ORE 19.40: le previsioni meteo su Trieste: domani freddo e vento di media intensità, ma venerdì e sabato torna la bora fino a 150 chilometri orari, si torna con decisione sotto lo zero.
ORE 17.55: i pescatori del Friuli Venezia Giulia, danneggiati dal maltempo per centinaia di migliaia di euro, chiederanno lo stato di calamità naturale.
ORE 17.30: al Palazzetto di Chiarbola si lavora per riparare la tubatura saltata. C'è la garanzia: domenica l'Acegas potrà disputare la sua partita.
ORE 15.40: temperatura di poco ma stabilmente sopra lo zero. Con il calar del sole, però, è certo il ritorno al negativo.
ORE 15.30: la bora ha messo fuori uso l'impianto idrico del Palazzetto dello sport di Chiarbola. Si stanno valutando i danni, a rischio la partita di basket dell'Acegas in programma domenica.
ORE 13.15: messo in sicurezza anche il Parco di Miramare, dove la bora aveva reso instabili alcuni alberi ad alto fusto.
ORE 13: "per domani l’Arpa del Fvg prevede in serata un nuovo peggioramento delle condizioni metereologiche quando sulla regione arriverà una massa d’aria gelida di origine russa. Questa venerdì e sabato formerà una depressione sul centro Italia che riattiverà sul Fvg correnti molto fredde e forti venti di bora con nuove raffiche anche intorno ai 130 chilometri orari e temperature ovunque negative".

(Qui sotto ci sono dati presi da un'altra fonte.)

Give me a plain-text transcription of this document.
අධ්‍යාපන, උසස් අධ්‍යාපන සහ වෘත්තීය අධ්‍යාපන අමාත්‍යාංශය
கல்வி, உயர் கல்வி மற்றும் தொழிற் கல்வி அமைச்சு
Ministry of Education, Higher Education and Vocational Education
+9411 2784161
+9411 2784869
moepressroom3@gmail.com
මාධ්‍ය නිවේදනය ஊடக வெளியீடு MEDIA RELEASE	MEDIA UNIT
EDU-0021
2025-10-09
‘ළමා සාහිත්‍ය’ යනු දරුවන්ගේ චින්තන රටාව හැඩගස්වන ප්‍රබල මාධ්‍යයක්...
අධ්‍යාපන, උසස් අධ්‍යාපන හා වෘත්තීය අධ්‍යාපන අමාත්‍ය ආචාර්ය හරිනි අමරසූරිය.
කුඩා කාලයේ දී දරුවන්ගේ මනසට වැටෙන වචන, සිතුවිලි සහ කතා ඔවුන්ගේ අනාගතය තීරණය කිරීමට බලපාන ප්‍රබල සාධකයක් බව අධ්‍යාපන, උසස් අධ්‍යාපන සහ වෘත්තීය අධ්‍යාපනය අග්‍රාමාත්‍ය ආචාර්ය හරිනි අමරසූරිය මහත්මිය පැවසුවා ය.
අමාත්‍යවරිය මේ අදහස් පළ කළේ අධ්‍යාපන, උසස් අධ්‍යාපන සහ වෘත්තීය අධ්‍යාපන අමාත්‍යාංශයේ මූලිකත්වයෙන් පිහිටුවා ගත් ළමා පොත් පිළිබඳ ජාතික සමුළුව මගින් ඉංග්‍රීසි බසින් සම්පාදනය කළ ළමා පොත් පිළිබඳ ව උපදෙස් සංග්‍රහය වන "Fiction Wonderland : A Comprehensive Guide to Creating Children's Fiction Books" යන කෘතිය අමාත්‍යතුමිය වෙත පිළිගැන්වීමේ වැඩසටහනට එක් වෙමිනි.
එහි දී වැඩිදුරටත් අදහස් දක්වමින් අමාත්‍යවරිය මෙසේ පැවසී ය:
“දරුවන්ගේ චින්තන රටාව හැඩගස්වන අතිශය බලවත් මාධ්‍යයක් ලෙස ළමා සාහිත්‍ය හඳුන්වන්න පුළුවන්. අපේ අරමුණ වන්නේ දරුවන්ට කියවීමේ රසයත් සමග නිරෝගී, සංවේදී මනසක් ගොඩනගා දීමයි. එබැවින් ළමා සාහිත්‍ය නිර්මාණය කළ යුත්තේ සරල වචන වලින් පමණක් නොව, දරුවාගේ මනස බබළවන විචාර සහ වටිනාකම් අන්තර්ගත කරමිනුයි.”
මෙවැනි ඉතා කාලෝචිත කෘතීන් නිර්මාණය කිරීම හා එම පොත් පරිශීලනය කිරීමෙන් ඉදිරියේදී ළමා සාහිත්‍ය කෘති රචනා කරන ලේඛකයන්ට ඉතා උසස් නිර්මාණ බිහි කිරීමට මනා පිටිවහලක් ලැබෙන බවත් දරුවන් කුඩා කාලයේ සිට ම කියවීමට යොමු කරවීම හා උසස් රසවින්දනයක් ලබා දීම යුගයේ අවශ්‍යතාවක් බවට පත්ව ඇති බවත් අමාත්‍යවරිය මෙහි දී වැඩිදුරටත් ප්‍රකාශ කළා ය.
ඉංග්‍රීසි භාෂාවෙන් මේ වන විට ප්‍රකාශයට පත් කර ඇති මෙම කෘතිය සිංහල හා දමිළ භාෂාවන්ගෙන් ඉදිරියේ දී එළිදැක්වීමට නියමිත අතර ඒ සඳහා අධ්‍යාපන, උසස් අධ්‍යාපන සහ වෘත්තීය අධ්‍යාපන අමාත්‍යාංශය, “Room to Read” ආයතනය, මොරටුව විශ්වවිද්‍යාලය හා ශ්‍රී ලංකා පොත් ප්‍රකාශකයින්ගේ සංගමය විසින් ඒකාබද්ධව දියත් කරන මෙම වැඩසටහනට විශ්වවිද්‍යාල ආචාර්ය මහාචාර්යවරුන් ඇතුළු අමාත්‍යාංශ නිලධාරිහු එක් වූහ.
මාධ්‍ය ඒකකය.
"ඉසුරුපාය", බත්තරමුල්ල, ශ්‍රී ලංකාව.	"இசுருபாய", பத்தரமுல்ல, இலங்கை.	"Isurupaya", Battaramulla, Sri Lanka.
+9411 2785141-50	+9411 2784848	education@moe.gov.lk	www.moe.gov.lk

ORE 11.40: ripresa regolarmente l'attività in porto; ancora fermi tutti i cantieri edili della città.
ORE 10.55: soffia, ma al momento si mantiene su livelli accettabili. Il sole del primo mattino si è velato e sembra che la nuvolosità sia in aumento. Iniziata in modo massiccio l'opera di ripristino dei cassonetti della spazzatura: a decine giacciono a terra ancora ribaltati, ma gli uomini dell'Acegas li stanno rialzando uno a uno. Per strada calcinacci, tegole, cartelli stradali divelti, antenne, motorini distesi sul fianco. Il freddo resta intenso.
ORE 9.45: La bora si sta risvegliando, raffiche a 50 chilometri orari
ORE 8.30: Ieri bora quasi a 160 chilometri orari, oggi una leggera brezza. Negli ultimi giorni il golfo di Trieste e la città hanno imparato a fare i conti con tali repentini cambi di condizioni atmosferiche, che però non finiscono di sorprendere. In poche ore, quelle notturne, il mutamento del meteo è stato completo e le raffiche di ieri sembrano essere state solo un incubo. Il risveglio oggi porta ai triestini cielo sereno, venti deboli. Si è finanche rialzata la temperatura, nell'ultima settimana sempre sprofondata a -3 / - 7: in questo momento siamo a zero gradi e forse, almeno in centro città, addirittura a qualche decimo di più.
Ma a ricordare a tutti la realtà è la conta dei danni, ingenti: ieri, dal tardo pomeriggio a ben oltre mezzanotte la furia del vento ne ha combinate di tutti i colori. I vigili del fuoco grazie alla tregua possono ora operare con tutta calma: rimuovono cornicioni e grondaie pericolanti, saldano tetti e lamiere allentate, fissano antenne e comignoli in bilico. Anche il personale dell'Acegas è tornato in pista e sta provvedendo alla pulizia della città, ridotta davvero a malpartito dagli otto giorni di maltempo. Lo svuotamento dei cassonetti prosegue con buona lena, mentre sarà ben più complicato raccogliere tutta la spazzatura volata e sbattuta in ogni angolino di Trieste. Dunque è finita?
Questa ondata di maltempo si è davvero conclusa? Purtroppo le previsioni non sono rosee e non lasciano troppe speranze: fin dal pomeriggio il meteo potrebbe tornare a peggiorare, mentre per il fine settimana le cose dovrebbero mettersi davvero male. I triestini sperano almeno che, se proprio il brutto tempo è destinato a tornare, almeno la bora li lasci per qualche giorno in pace: per quest'inverno la città ha già dato.